The middle schooler’s project for the Georgia Science Fair used an antioxidant in green tea to fight cancer growth in worms. It’s won prizes across the state and gained attention from researchers nationwide.
Stephen, who lives outside of Atlanta, Georgia, became interested in cancer-related research after two family friends were diagnosed with breast cancer. He immediately began reading up on this disease and found an article about decreased cancer rates in Japan in relation with the antioxidants in green tea.
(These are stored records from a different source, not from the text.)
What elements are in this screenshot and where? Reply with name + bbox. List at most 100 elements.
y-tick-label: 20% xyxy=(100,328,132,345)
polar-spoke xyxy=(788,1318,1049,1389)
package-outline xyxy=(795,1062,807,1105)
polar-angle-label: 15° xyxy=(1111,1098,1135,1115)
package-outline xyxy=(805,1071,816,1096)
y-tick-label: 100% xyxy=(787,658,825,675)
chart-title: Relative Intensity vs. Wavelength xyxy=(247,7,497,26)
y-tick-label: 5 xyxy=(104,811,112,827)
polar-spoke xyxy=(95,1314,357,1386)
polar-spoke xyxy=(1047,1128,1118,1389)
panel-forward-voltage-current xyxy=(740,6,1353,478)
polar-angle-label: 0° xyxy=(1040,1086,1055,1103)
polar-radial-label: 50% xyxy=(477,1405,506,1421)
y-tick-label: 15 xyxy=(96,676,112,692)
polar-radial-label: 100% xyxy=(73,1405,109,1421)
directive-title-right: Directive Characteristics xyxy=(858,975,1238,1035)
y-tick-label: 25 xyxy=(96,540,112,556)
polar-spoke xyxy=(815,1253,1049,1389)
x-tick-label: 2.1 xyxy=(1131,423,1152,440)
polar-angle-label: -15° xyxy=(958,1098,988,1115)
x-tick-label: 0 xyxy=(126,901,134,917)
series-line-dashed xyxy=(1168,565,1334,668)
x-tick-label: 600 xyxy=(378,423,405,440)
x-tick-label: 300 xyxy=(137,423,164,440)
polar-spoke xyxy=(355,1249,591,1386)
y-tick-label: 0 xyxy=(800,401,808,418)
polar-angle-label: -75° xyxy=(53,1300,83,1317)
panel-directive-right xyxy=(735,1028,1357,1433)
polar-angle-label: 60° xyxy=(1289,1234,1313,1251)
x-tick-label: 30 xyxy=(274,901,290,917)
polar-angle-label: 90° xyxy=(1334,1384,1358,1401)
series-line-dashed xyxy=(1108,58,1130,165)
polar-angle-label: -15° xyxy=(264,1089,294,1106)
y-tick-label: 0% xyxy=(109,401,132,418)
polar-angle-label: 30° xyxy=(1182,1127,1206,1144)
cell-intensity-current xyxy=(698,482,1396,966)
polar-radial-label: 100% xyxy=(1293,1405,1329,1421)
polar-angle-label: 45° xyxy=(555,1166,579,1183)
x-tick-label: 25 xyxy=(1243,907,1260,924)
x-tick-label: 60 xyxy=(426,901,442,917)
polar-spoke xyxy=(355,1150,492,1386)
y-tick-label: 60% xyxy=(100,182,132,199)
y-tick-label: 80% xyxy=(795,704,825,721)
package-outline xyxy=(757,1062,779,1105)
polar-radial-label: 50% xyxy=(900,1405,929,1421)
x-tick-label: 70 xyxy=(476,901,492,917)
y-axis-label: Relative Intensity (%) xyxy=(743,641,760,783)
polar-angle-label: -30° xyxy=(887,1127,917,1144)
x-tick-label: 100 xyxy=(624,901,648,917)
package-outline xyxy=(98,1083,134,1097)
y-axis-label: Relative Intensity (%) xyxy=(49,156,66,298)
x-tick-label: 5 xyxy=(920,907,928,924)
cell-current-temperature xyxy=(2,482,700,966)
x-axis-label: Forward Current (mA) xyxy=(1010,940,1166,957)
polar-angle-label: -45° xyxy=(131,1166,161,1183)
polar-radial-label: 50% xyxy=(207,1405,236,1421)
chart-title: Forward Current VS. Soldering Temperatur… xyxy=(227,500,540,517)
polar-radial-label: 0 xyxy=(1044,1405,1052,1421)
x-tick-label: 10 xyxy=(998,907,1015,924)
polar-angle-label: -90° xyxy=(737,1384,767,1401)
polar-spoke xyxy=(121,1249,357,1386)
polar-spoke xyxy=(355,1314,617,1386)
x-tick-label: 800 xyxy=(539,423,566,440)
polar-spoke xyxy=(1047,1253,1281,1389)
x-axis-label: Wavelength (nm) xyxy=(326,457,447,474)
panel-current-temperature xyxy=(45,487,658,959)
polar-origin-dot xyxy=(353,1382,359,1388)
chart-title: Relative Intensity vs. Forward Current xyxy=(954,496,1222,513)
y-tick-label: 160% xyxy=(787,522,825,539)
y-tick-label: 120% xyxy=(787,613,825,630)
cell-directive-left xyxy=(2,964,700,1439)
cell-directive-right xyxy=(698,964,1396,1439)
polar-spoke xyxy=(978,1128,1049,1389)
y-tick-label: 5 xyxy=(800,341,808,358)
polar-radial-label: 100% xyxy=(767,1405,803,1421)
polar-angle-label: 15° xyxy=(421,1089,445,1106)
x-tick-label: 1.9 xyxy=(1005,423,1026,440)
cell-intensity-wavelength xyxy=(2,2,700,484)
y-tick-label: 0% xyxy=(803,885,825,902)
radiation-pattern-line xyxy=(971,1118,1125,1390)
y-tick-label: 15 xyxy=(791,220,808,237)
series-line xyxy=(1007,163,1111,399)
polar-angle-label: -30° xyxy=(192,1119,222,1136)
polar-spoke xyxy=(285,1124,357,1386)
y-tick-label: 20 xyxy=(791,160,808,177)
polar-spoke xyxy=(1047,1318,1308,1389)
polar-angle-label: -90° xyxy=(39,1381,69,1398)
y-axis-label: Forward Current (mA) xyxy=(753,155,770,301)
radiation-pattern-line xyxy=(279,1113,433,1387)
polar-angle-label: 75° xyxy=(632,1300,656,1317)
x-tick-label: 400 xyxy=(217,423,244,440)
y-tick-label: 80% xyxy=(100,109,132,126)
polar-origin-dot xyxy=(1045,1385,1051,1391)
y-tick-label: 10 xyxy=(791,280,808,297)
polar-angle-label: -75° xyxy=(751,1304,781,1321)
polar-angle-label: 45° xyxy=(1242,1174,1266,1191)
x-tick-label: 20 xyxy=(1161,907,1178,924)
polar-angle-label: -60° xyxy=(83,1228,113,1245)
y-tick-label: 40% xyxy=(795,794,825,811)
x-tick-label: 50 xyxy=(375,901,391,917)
Experimenting with green tea
Stephen and his dad ordered the necessary materials online and built a makeshift laboratory in their home. He divided 100 planaria — or worms — into four groups in order to test his hypothesis that a polyphenol in green tea could inhibit tumor formation in the worms exposed to carcinogens.
Over the next four weeks, Stephen exposed one group only to the phytochemical found in green tea, epigallocatechin-3-gallate, or EGCG. A second group was exposed to EGCG for 24 hours and then to two carcinogens for the remainder of the experiment.
Stephen and his father used the carcinogens Cadmium Sulfate and 12-O-Tetradecanoylphorbol-13-acetate, or TPA. His father — a chemist — mixed the carcinogens himself, so that the middle schooler wouldn’t be in contact with any dangerous chemicals.